With expanding technologies and the digitalization of information storage, modern industries and fields of research, from science to economics, now find more and more use for digital data visualization.
Data visualization is the visual representation of abstract data, usually through graphs and charts, that can be interacted with in order to gain a more detailed grasp of the subject being studied. And the field of medicine is no stranger to it.

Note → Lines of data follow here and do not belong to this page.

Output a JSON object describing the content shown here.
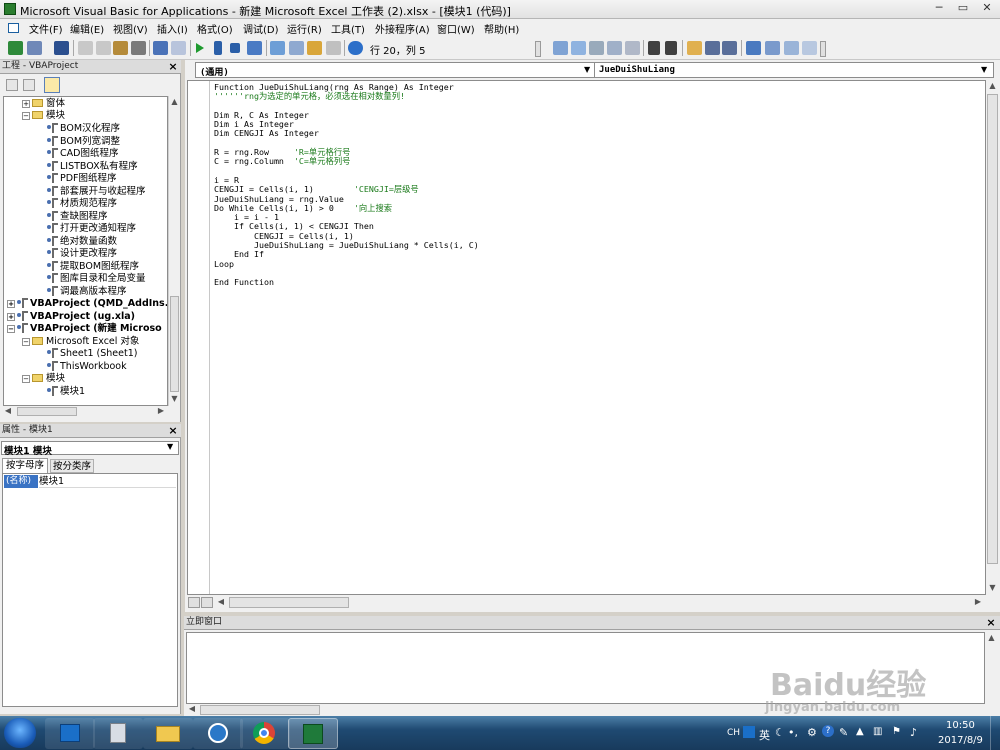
{
  "title": {
    "text": "Microsoft Visual Basic for Applications - 新建 Microsoft Excel 工作表 (2).xlsx - [模块1 (代码)]"
  },
  "menu": [
    "文件(F)",
    "编辑(E)",
    "视图(V)",
    "插入(I)",
    "格式(O)",
    "调试(D)",
    "运行(R)",
    "工具(T)",
    "外接程序(A)",
    "窗口(W)",
    "帮助(H)"
  ],
  "toolbar": {
    "position": "行 20，列 5"
  },
  "project": {
    "title": "工程 - VBAProject",
    "rows": [
      "窗体",
      "模块",
      "BOM汉化程序",
      "BOM列宽调整",
      "CAD图纸程序",
      "LISTBOX私有程序",
      "PDF图纸程序",
      "部套展开与收起程序",
      "材质规范程序",
      "查缺图程序",
      "打开更改通知程序",
      "绝对数量函数",
      "设计更改程序",
      "提取BOM图纸程序",
      "图库目录和全局变量",
      "调最高版本程序",
      "VBAProject (QMD_AddIns.x",
      "VBAProject (ug.xla)",
      "VBAProject (新建 Microso",
      "Microsoft Excel 对象",
      "Sheet1 (Sheet1)",
      "ThisWorkbook",
      "模块",
      "模块1"
    ]
  },
  "props": {
    "title": "属性 - 模块1",
    "object": "模块1 模块",
    "tabs": [
      "按字母序",
      "按分类序"
    ],
    "row_name": "(名称)",
    "row_value": "模块1"
  },
  "code": {
    "combo_left": "(通用)",
    "combo_right": "JueDuiShuLiang",
    "lines": [
      [
        "Function JueDuiShuLiang(rng As Range) As Integer",
        ""
      ],
      [
        "",
        "''''''rng为选定的单元格，必须选在相对数量列!"
      ],
      [
        "",
        ""
      ],
      [
        "Dim R, C As Integer",
        ""
      ],
      [
        "Dim i As Integer",
        ""
      ],
      [
        "Dim CENGJI As Integer",
        ""
      ],
      [
        "",
        ""
      ],
      [
        "R = rng.Row     ",
        "'R=单元格行号"
      ],
      [
        "C = rng.Column  ",
        "'C=单元格列号"
      ],
      [
        "",
        ""
      ],
      [
        "i = R",
        ""
      ],
      [
        "CENGJI = Cells(i, 1)        ",
        "'CENGJI=层级号"
      ],
      [
        "JueDuiShuLiang = rng.Value",
        ""
      ],
      [
        "Do While Cells(i, 1) > 0    ",
        "'向上搜索"
      ],
      [
        "    i = i - 1",
        ""
      ],
      [
        "    If Cells(i, 1) < CENGJI Then",
        ""
      ],
      [
        "        CENGJI = Cells(i, 1)",
        ""
      ],
      [
        "        JueDuiShuLiang = JueDuiShuLiang * Cells(i, C)",
        ""
      ],
      [
        "    End If",
        ""
      ],
      [
        "Loop",
        ""
      ],
      [
        "",
        ""
      ],
      [
        "End Function",
        ""
      ]
    ]
  },
  "immediate": {
    "title": "立即窗口"
  },
  "taskbar": {
    "lang": "CH",
    "ime": "英",
    "time": "10:50",
    "date": "2017/8/9"
  },
  "watermark": {
    "logo": "Baidu经验",
    "url": "jingyan.baidu.com"
  }
}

Digital data collection and visualization has proven vitally useful in many areas of the medical field, from basic research, to tracking diseases, to decision-making and analyses amongst doctors. Whatever its use, data visualization first and foremost allows doctors to adapt to and effectively utilize the ever-growing amount of finely detailed information and data contributed to medical research. Not only does presenting the data in a visual format improve a researcher’s ability to interpret it, but digitalizing the information provides its own benefits such as programmed software’s ability to filter, harmonize and summarize large amounts of data in order to quicken and improve the accuracy of data search results.
Benefits of data visualization for patients and researchers
Jon Duke of Regenstrief Institute, and developer of Rxplorer, a visualisation tool for research on patients who take multiple prescription drugs, points out that doctors have a “very low tolerance for time-wasting and a specific set of needs.” Current drug resources which consist of isolated, dense text and tables on individual drugs inhibit efficient research and prevent easy comparisons and synthesis of data.
Another benefit of using data visualization is that it allows researchers to more easily find potentially dangerous errors, caused by something as simple as a typo, hidden in the massive amounts of data. University of Maryland computer science professor, Ben Schneiderman, points out that “data visualization is worthwhile for the data cleaning capabilities alone.”
However, a certain level of skill is required of the individuals utilizing the data visualization tools as well. In the same way we can not rely on a calculator to explain the meaning behind the numbers it computes, researchers cannot expect data visualization software to draw conclusions for all of our medical concerns on its own. Michael Ackerman of the Mayo Clinic, and creator of the Visible Human Project, explains that data visualization is not a literal representation but in fact tells a story through metaphors. Design and representation that is both intuitive and communicative is highly important, since accuracy in the end relies on researchers’ ability to interpret and draw conclusions from a visual format.
Nicolas di Tada of InSTEDD explains that with the ease and convenience provided by data visualization technology still comes the need for hard work and flexible thinking. “We try to keep an open mind and try not to see everything as a nail just because we happen to have a hammer,” he says. “We have a set of tools that we adapt and evolve, we use third-party tools when they fit, and when there’s a need for something new, we build it from scratch.”
Fortunately, with so much accessible data, the likelihood of medical researching having to start from scratch is getting slimmer and slimmer. With innovative software that allows for access at any time, not to mention real-time sharing and communication capabilities between researchers, digital information data storage and visualization is expanding, accelerating and overall improving medical research like never before.